JAKARTA, Tim Mavericks akan menghadapi Bina Taruna pada pekan ke-6 Liga Jakarta U-17 Grup Merah dalam pertandingan yang berlangsung di Lapangan 1 PSF, Pancoran, Sabtu (29/8) pagi. Duel ini diprediksi berjalan menarik karena kedua tim sama-sama membutuhkan tambahan poin, meski Mavericks datang dengan perhatian lebih besar pada komposisi pemain baru dan strategi penguasaan bola.
Bina Taruna saat ini menempati peringkat ketiga klasemen dengan koleksi sembilan poin. Mereka meraih dua kemenangan dan tiga hasil imbang dari lima pertandingan. Namun, kemenangan terakhir Bina Taruna tercatat pada pekan kelima ketika menundukkan Tunas Betawi dengan skor 3-2. Setelah itu, konsistensi mereka akan kembali diuji oleh Mavericks.
Mavericks berada satu tingkat di bawahnya, yakni peringkat keempat, dengan tujuh poin dari lima laga. Tim ini mengoleksi dua kemenangan, satu hasil imbang, dan dua kekalahan. Kemenangan terakhir mereka diraih melalui keunggulan walkover 3-0 atas Farama pada pekan kelima.
Pelatih Mavericks, Safri Aslan, mengakui timnya tidak turun dengan kekuatan penuh. Sejumlah pemain kunci telah meninggalkan tim untuk melanjutkan sekolah, sementara beberapa lainnya mengalami cedera atau sedang menjalani persiapan menghadapi kompetisi EPA. Kendati demikian, Safri masih memiliki sejumlah pemain penting seperti kapten Zuhair, Ronaldo, dan Diego Aslan untuk menjaga karakter permainan tim.

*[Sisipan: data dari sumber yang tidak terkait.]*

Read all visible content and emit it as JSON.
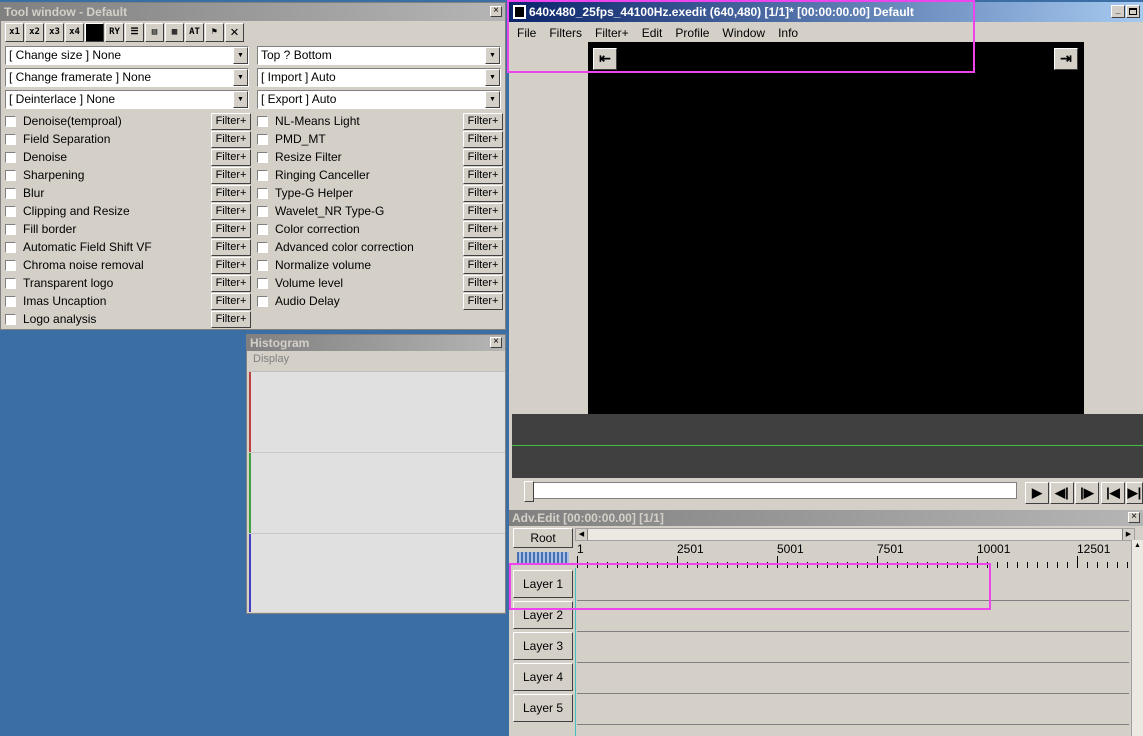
{
  "tool_window": {
    "title": "Tool window - Default",
    "icons": [
      "x1",
      "x2",
      "x3",
      "x4",
      "fill",
      "RY",
      "bars",
      "bars2",
      "hatch",
      "AT",
      "flag",
      "cross"
    ],
    "combos_left": [
      "[ Change size ] None",
      "[ Change framerate ] None",
      "[ Deinterlace ] None"
    ],
    "combos_right": [
      "Top ? Bottom",
      "[ Import ] Auto",
      "[ Export ] Auto"
    ],
    "filters_left": [
      "Denoise(temproal)",
      "Field Separation",
      "Denoise",
      "Sharpening",
      "Blur",
      "Clipping and Resize",
      "Fill border",
      "Automatic Field Shift VF",
      "Chroma noise removal",
      "Transparent logo",
      "Imas Uncaption",
      "Logo analysis"
    ],
    "filters_right": [
      "NL-Means Light",
      "PMD_MT",
      "Resize Filter",
      "Ringing Canceller",
      "Type-G Helper",
      "Wavelet_NR Type-G",
      "Color correction",
      "Advanced color correction",
      "Normalize volume",
      "Volume level",
      "Audio Delay"
    ],
    "filter_button": "Filter+"
  },
  "histogram": {
    "title": "Histogram",
    "menu": "Display"
  },
  "main": {
    "title": "640x480_25fps_44100Hz.exedit (640,480)  [1/1]* [00:00:00.00]  Default",
    "menu": [
      "File",
      "Filters",
      "Filter+",
      "Edit",
      "Profile",
      "Window",
      "Info"
    ],
    "nav_left": "⇤",
    "nav_right": "⇥",
    "playback": [
      "▶",
      "◀|",
      "|▶",
      "|◀",
      "▶|"
    ]
  },
  "adv_edit": {
    "title": "Adv.Edit [00:00:00.00] [1/1]",
    "root_label": "Root",
    "ruler": [
      "1",
      "2501",
      "5001",
      "7501",
      "10001",
      "12501"
    ],
    "layers": [
      "Layer  1",
      "Layer  2",
      "Layer  3",
      "Layer  4",
      "Layer  5"
    ]
  },
  "colors": {
    "highlight": "#ee44ee",
    "title_active": "#0a246a",
    "desktop": "#3a6ea5"
  }
}
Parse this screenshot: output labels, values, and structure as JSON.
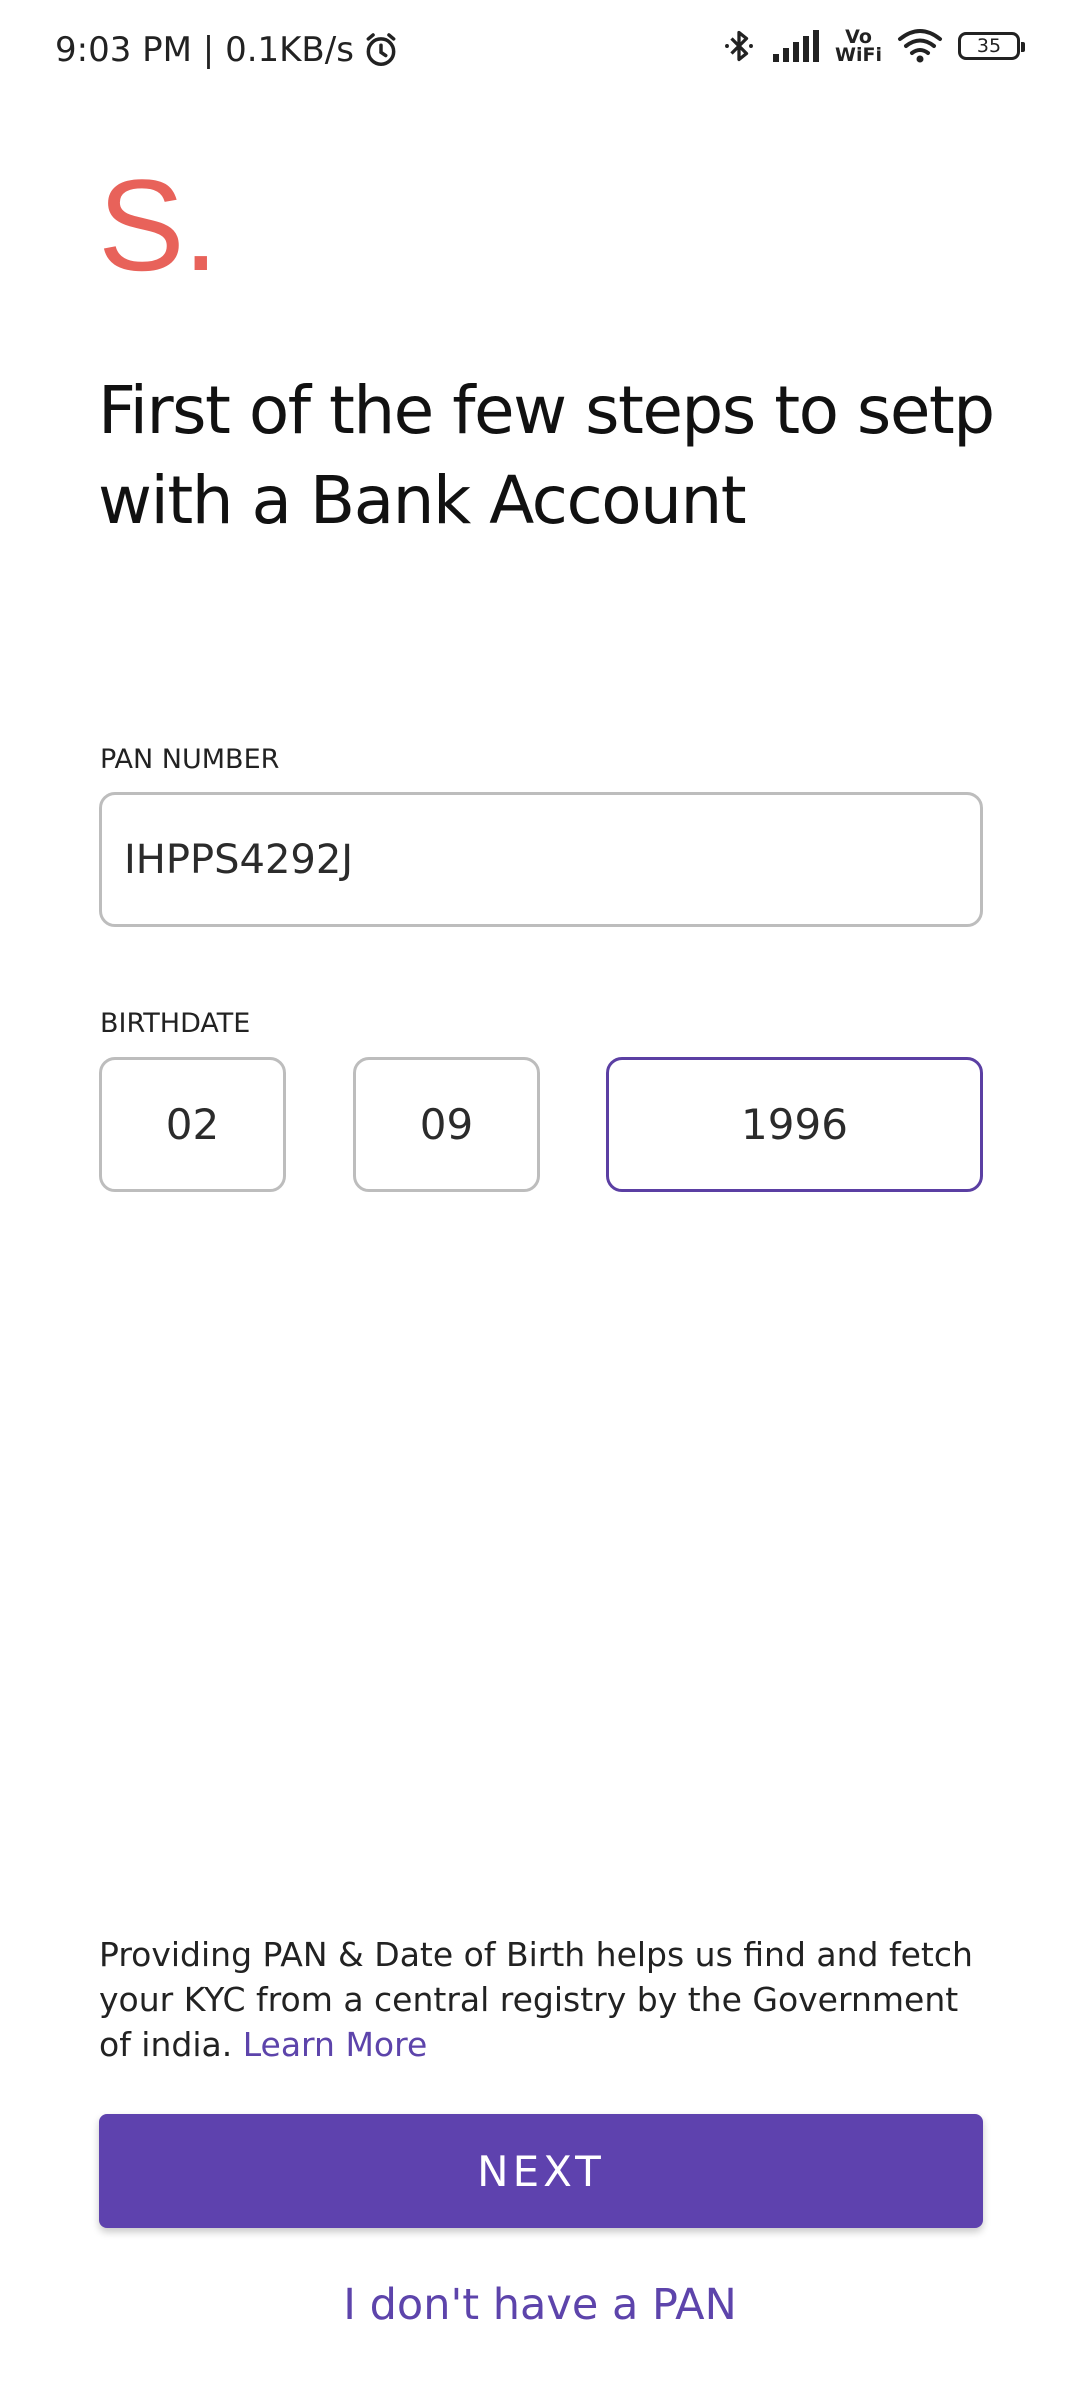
{
  "status_bar": {
    "time_speed": "9:03 PM | 0.1KB/s",
    "vowifi_top": "Vo",
    "vowifi_bottom": "WiFi",
    "battery": "35"
  },
  "logo": {
    "text": "S."
  },
  "heading": "First of the few steps to setp with a Bank Account",
  "pan": {
    "label": "PAN NUMBER",
    "value": "IHPPS4292J"
  },
  "birthdate": {
    "label": "BIRTHDATE",
    "day": "02",
    "month": "09",
    "year": "1996"
  },
  "info": {
    "text": "Providing PAN & Date of Birth helps us find and fetch your KYC from a central registry by the Government of india.",
    "learn_more": "Learn More"
  },
  "next_button": "NEXT",
  "no_pan_link": "I don't have a PAN",
  "colors": {
    "logo": "#e8625a",
    "accent": "#5e42ae",
    "link": "#5d44ab",
    "input_border": "#bdbdbd"
  }
}
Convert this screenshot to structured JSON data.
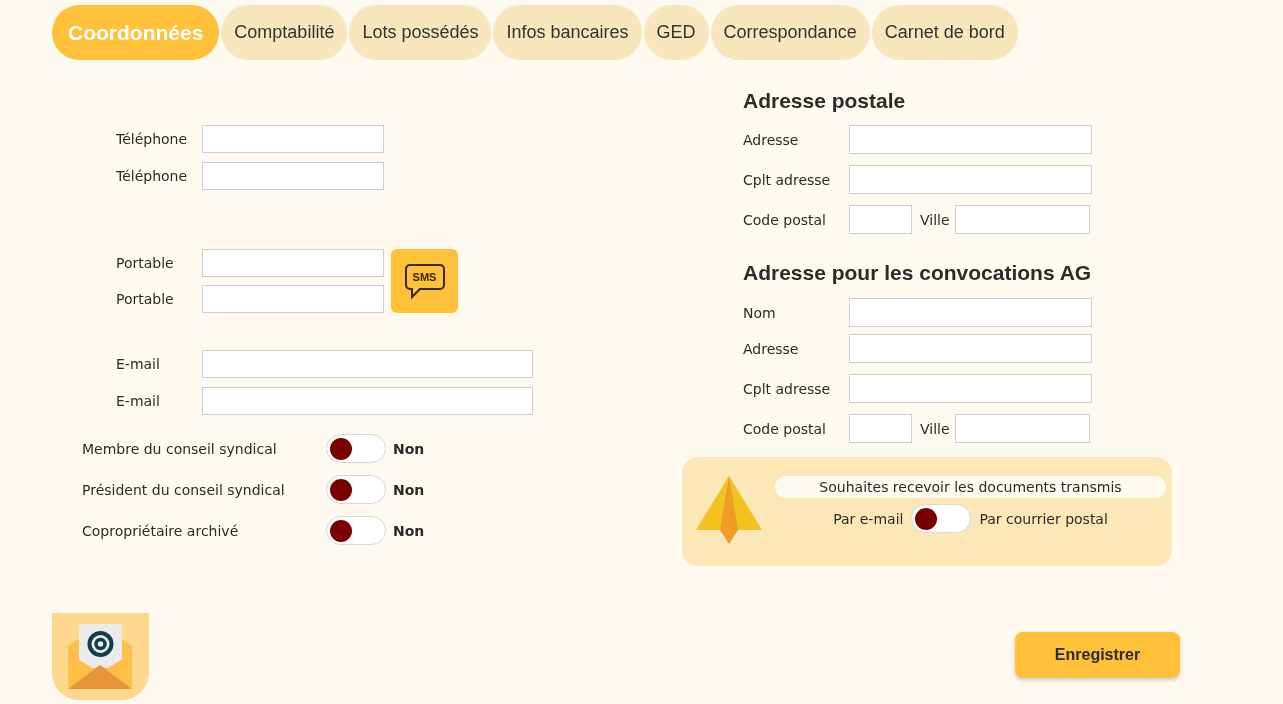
{
  "tabs": [
    {
      "label": "Coordonnées",
      "selected": true
    },
    {
      "label": "Comptabilité",
      "selected": false
    },
    {
      "label": "Lots possédés",
      "selected": false
    },
    {
      "label": "Infos bancaires",
      "selected": false
    },
    {
      "label": "GED",
      "selected": false
    },
    {
      "label": "Correspondance",
      "selected": false
    },
    {
      "label": "Carnet de bord",
      "selected": false
    }
  ],
  "phones": [
    {
      "label": "Téléphone"
    },
    {
      "label": "Téléphone"
    }
  ],
  "mobiles": [
    {
      "label": "Portable"
    },
    {
      "label": "Portable"
    }
  ],
  "sms_button": {
    "label": "SMS"
  },
  "emails": [
    {
      "label": "E-mail"
    },
    {
      "label": "E-mail"
    }
  ],
  "toggles": [
    {
      "label": "Membre du conseil syndical",
      "on": false,
      "state_text": "Non"
    },
    {
      "label": "Président du conseil syndical",
      "on": false,
      "state_text": "Non"
    },
    {
      "label": "Copropriétaire archivé",
      "on": false,
      "state_text": "Non"
    }
  ],
  "sections": [
    {
      "title": "Adresse postale",
      "fields": [
        {
          "kind": "single",
          "label": "Adresse"
        },
        {
          "kind": "single",
          "label": "Cplt adresse"
        },
        {
          "kind": "pair",
          "label": "Code postal",
          "second_label": "Ville"
        }
      ]
    },
    {
      "title": "Adresse pour les convocations AG",
      "fields": [
        {
          "kind": "single",
          "label": "Nom"
        },
        {
          "kind": "single",
          "label": "Adresse"
        },
        {
          "kind": "single",
          "label": "Cplt adresse"
        },
        {
          "kind": "pair",
          "label": "Code postal",
          "second_label": "Ville"
        }
      ]
    }
  ],
  "delivery": {
    "prompt": "Souhaites recevoir les documents transmis",
    "left_option": "Par e-mail",
    "right_option": "Par courrier postal",
    "by_post": false
  },
  "save_button": {
    "label": "Enregistrer"
  }
}
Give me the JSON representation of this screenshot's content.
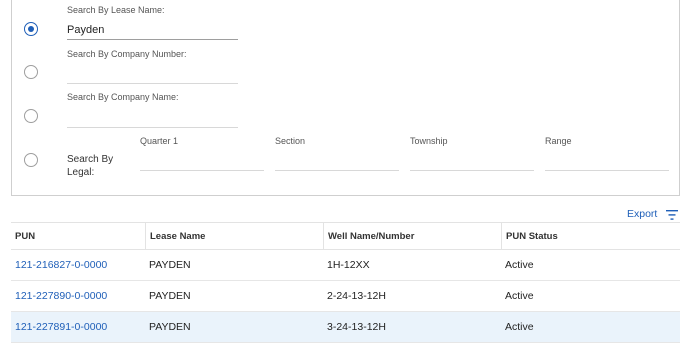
{
  "search": {
    "lease_name": {
      "label": "Search By Lease Name:",
      "value": "Payden"
    },
    "company_number": {
      "label": "Search By Company Number:",
      "value": ""
    },
    "company_name": {
      "label": "Search By Company Name:",
      "value": ""
    },
    "legal": {
      "label_line1": "Search By",
      "label_line2": "Legal:",
      "fields": [
        "Quarter 1",
        "Section",
        "Township",
        "Range"
      ]
    }
  },
  "toolbar": {
    "export_label": "Export",
    "filter_icon": "filter-icon"
  },
  "table": {
    "columns": [
      "PUN",
      "Lease Name",
      "Well Name/Number",
      "PUN Status"
    ],
    "rows": [
      {
        "pun": "121-216827-0-0000",
        "lease": "PAYDEN",
        "well": "1H-12XX",
        "status": "Active"
      },
      {
        "pun": "121-227890-0-0000",
        "lease": "PAYDEN",
        "well": "2-24-13-12H",
        "status": "Active"
      },
      {
        "pun": "121-227891-0-0000",
        "lease": "PAYDEN",
        "well": "3-24-13-12H",
        "status": "Active"
      }
    ]
  },
  "colors": {
    "accent": "#1f5fb8",
    "row_highlight": "#eaf3fb"
  }
}
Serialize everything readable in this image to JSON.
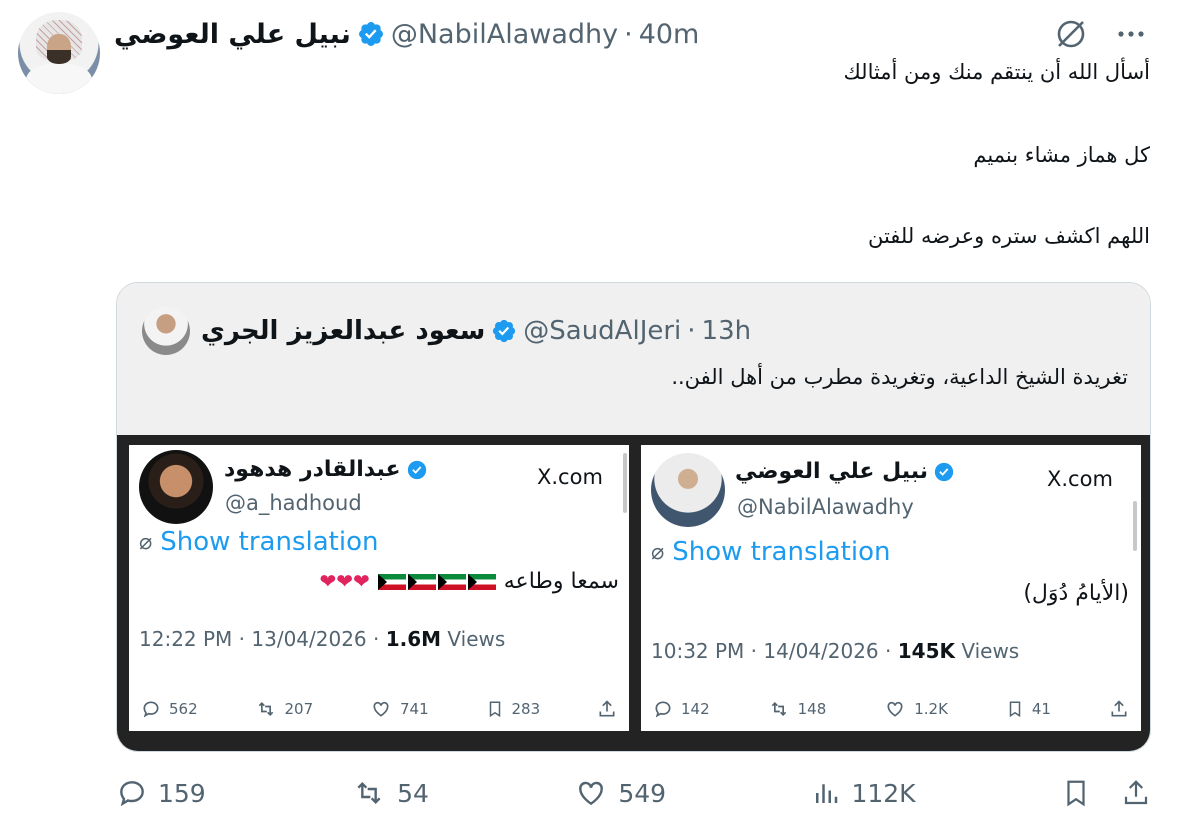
{
  "post": {
    "author_name": "نبيل علي العوضي",
    "handle": "@NabilAlawadhy",
    "time": "40m",
    "body_lines": [
      "أسأل الله أن ينتقم منك ومن أمثالك",
      "كل هماز مشاء بنميم",
      "اللهم اكشف ستره وعرضه للفتن"
    ]
  },
  "quoted": {
    "author_name": "سعود عبدالعزيز الجري",
    "handle": "@SaudAlJeri",
    "time": "13h",
    "text": "تغريدة الشيخ الداعية، وتغريدة مطرب من أهل الفن..",
    "left_panel": {
      "name": "عبدالقادر هدهود",
      "handle": "@a_hadhoud",
      "site": "X.com",
      "translate": "Show translation",
      "body": "سمعا وطاعه",
      "date": "12:22 PM · 13/04/2026 · ",
      "views_count": "1.6M",
      "views_label": " Views",
      "replies": "562",
      "reposts": "207",
      "likes": "741",
      "bookmarks": "283"
    },
    "right_panel": {
      "name": "نبيل علي العوضي",
      "handle": "@NabilAlawadhy",
      "site": "X.com",
      "translate": "Show translation",
      "body": "(الأيامُ دُوَل)",
      "date": "10:32 PM · 14/04/2026 · ",
      "views_count": "145K",
      "views_label": " Views",
      "replies": "142",
      "reposts": "148",
      "likes": "1.2K",
      "bookmarks": "41"
    }
  },
  "actions": {
    "replies": "159",
    "reposts": "54",
    "likes": "549",
    "views": "112K"
  },
  "colors": {
    "accent": "#1d9bf0",
    "muted": "#536471",
    "text": "#0f1419"
  }
}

Kesiapan Mavericks juga ditopang tiga pemain baru yang baru didaftarkan. Safri berharap kehadiran mereka, terutama seorang penyerang anyar, dapat menjawab persoalan finishing yang selama ini menjadi kelemahan timnya di Liga Jakarta. “Terus asah finishing karena itu kelemahan kami,” ujar Safri, seraya berharap penyerang baru tersebut mampu menjadi solusi di lini depan.
Dari sisi taktik, Mavericks dipastikan mengandalkan formasi 3-5-2, menyesuaikan kondisi sejumlah pemain yang masih cedera. Mereka akan berusaha menguasai bola selama mungkin dan mengendalikan jalannya pertandingan. Jika sebelumnya Diego dan Ethan menjadi pengatur serangan, kali ini Diego akan berkolaborasi dengan Alvino untuk membangun tekanan dari lini tengah.
Bina Taruna sendiri memilih pendekatan lebih fleksibel. Pelatih Elga menyebut timnya akan memaksimalkan pemain yang tersedia karena beberapa pemain inti absen akibat kegiatan sekolah dan akumulasi kartu. Tidak ada target khusus yang dibebankan, selain tampil maksimal dan menikmati pertandingan. Secara fisik, seluruh pemain dinilai siap bermain ngotot dengan pengambilan keputusan cepat.
Dengan modal pemain baru, rencana penguasaan bola, dan motivasi memperbaiki penyelesaian akhir, Mavericks memiliki peluang untuk tampil lebih agresif. Namun, Bina Taruna tetap berbahaya karena memiliki catatan poin lebih baik. Pertandingan di Pancoran ini akan menjadi ujian bagi kedalaman skuad Mavericks sekaligus mengukur kemampuan Bina Taruna menjaga posisi di papan atas.
Pada pertandingan lain, akan saling berhadapan pimpinan klasemen Bina Mutiara dengan 15 poin (menang 5 kali), melawan peringkat dua Tunas Betawi (Peringkat 2). Selain itu juga akan tersaji laga antara Farama FC melawan juru kunci Putra Sejati.